Wendy Kotowski let her second chair, a woman named Maggie Silvers, handle the witness. She probably figured Dr. Agarwal was a safe witness.
The prosecutor took the jury painstakingly through the pathologist’s credentials and then the autopsy she performed.
“The bullet penetrated the skin and musculature of the forehead,” said the doctor, pointing to a diagram of a human skull. “It penetrated the glabella and continued front to back, impacting the occipital bone, where it came to rest.”
“And the blood, Doctor?” asked the prosecutor, pointing to the pool of blood that had formed at the victim’s head. “This was caused by the gunshot?”

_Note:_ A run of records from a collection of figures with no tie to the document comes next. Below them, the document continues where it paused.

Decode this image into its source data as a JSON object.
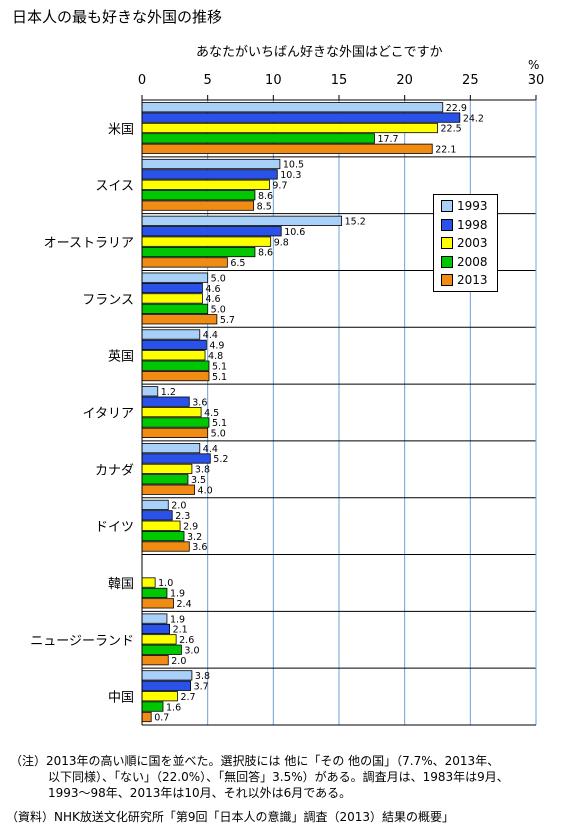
{
  "title": "日本人の最も好きな外国の推移",
  "chart_data": {
    "type": "bar",
    "orientation": "horizontal",
    "title": "あなたがいちばん好きな外国はどこですか",
    "unit": "%",
    "xlim": [
      0,
      30
    ],
    "ticks": [
      0,
      5,
      10,
      15,
      20,
      25,
      30
    ],
    "grid": true,
    "legend_position": "right",
    "categories": [
      "米国",
      "スイス",
      "オーストラリア",
      "フランス",
      "英国",
      "イタリア",
      "カナダ",
      "ドイツ",
      "韓国",
      "ニュージーランド",
      "中国"
    ],
    "series": [
      {
        "name": "1993",
        "color": "#a8d0f8",
        "values": [
          22.9,
          10.5,
          15.2,
          5.0,
          4.4,
          1.2,
          4.4,
          2.0,
          null,
          1.9,
          3.8
        ]
      },
      {
        "name": "1998",
        "color": "#2a52e8",
        "values": [
          24.2,
          10.3,
          10.6,
          4.6,
          4.9,
          3.6,
          5.2,
          2.3,
          null,
          2.1,
          3.7
        ]
      },
      {
        "name": "2003",
        "color": "#ffff00",
        "values": [
          22.5,
          9.7,
          9.8,
          4.6,
          4.8,
          4.5,
          3.8,
          2.9,
          1.0,
          2.6,
          2.7
        ]
      },
      {
        "name": "2008",
        "color": "#00c800",
        "values": [
          17.7,
          8.6,
          8.6,
          5.0,
          5.1,
          5.1,
          3.5,
          3.2,
          1.9,
          3.0,
          1.6
        ]
      },
      {
        "name": "2013",
        "color": "#f08c14",
        "values": [
          22.1,
          8.5,
          6.5,
          5.7,
          5.1,
          5.0,
          4.0,
          3.6,
          2.4,
          2.0,
          0.7
        ]
      }
    ]
  },
  "notes": {
    "line1": "（注）2013年の高い順に国を並べた。選択肢には 他に「その 他の国」（7.7%、2013年、",
    "line2": "以下同様）、「ない」（22.0%）、「無回答」3.5%）がある。調査月は、1983年は9月、",
    "line3": "1993〜98年、2013年は10月、それ以外は6月である。"
  },
  "source": "（資料）NHK放送文化研究所「第9回「日本人の意識」調査（2013）結果の概要」"
}
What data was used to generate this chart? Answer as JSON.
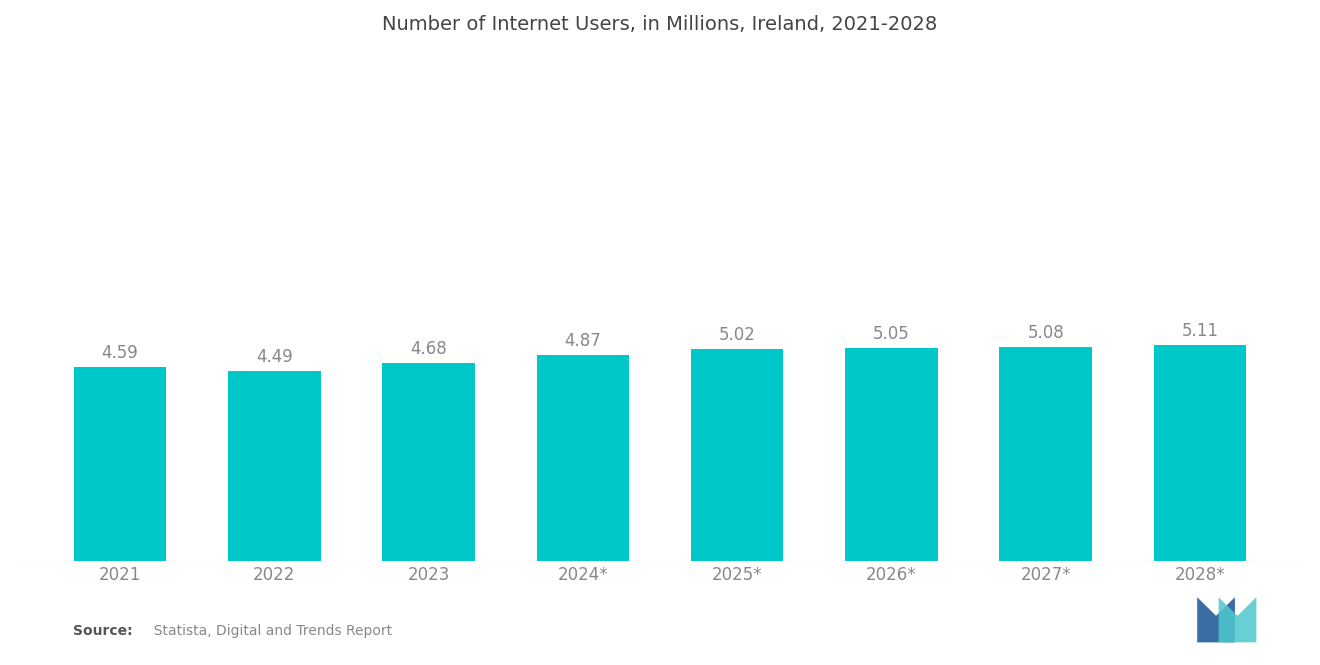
{
  "title": "Number of Internet Users, in Millions, Ireland, 2021-2028",
  "categories": [
    "2021",
    "2022",
    "2023",
    "2024*",
    "2025*",
    "2026*",
    "2027*",
    "2028*"
  ],
  "values": [
    4.59,
    4.49,
    4.68,
    4.87,
    5.02,
    5.05,
    5.08,
    5.11
  ],
  "bar_color": "#00C8C8",
  "background_color": "#ffffff",
  "title_fontsize": 14,
  "tick_fontsize": 12,
  "bar_label_fontsize": 12,
  "source_bold": "Source:",
  "source_rest": "  Statista, Digital and Trends Report",
  "ylim_min": 0,
  "ylim_max": 12.0,
  "bar_width": 0.6,
  "logo_blue": "#3A6EA5",
  "logo_teal": "#4EC8CC",
  "tick_color": "#888888",
  "label_color": "#888888",
  "title_color": "#444444"
}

“Yes, surely so. The sphenoid and ethmoid bones were shattered. It would cause a large episode of bleeding. Remember that even if brain activity had ceased, the heart would have continued beating. It could have gone on for a good five minutes, while she lay prone on the street.”
“All right,” said the prosecutor. “You mentioned the ceasing of brain activity. In your expert opinion, how did that happen?”
Dr. Agarwal nodded. “The bullet produced a shock wave that essentially ended all brain activity. Her brain activity would have ceased almost instantly upon impact. That explains the injuries to her knees and the side of her skull.”
“Explain, that, please. Is this what we call a ‘dead drop,’ Doctor?”
“That’s a term that is used. She died upon impact of the bullet and fell straight to the street. Her right kneecap was fractured in the fall, and she received significant contusions to the skull on the right side as well.”
“She was dead before she hit the ground?”
“Correct.”
“And the blackening of her eyes, Doctor?”
“Yes, you see here.” The doctor pointed to a close-up photograph of the victim, whose eyes had blackened. “Her orbital plates shattered from the pressure wave from the bullet. But as I said, her heart kept beating, so blood ran into the tissue around her eyes.”
“So, Doctor, the fractured kneecap, the blackened eyes, the contusions to her skull—these were all the result of the gunshot?”
“Without question, yes. The single gunshot caused her death. There is no evidence that she was otherwise beaten or attacked physically.”
The witness appeared to have jumped the gun, anticipating the last question of the prosecutor. Without the final question she’d planned, she fumbled for a moment with her notes. “Thank you, Doctor,” she said.
A little rough with the ending, but she got the job done. She wanted to establish that the only thing that attacked Kathy Rubinkowski was a bullet between the eyes. No punching or kicking or the like, because no evidence of such was found on Tom Stoller. He didn’t have bruising or blood on his hands or shoes. She had done her job, I thought. It was one single shot that dropped the victim.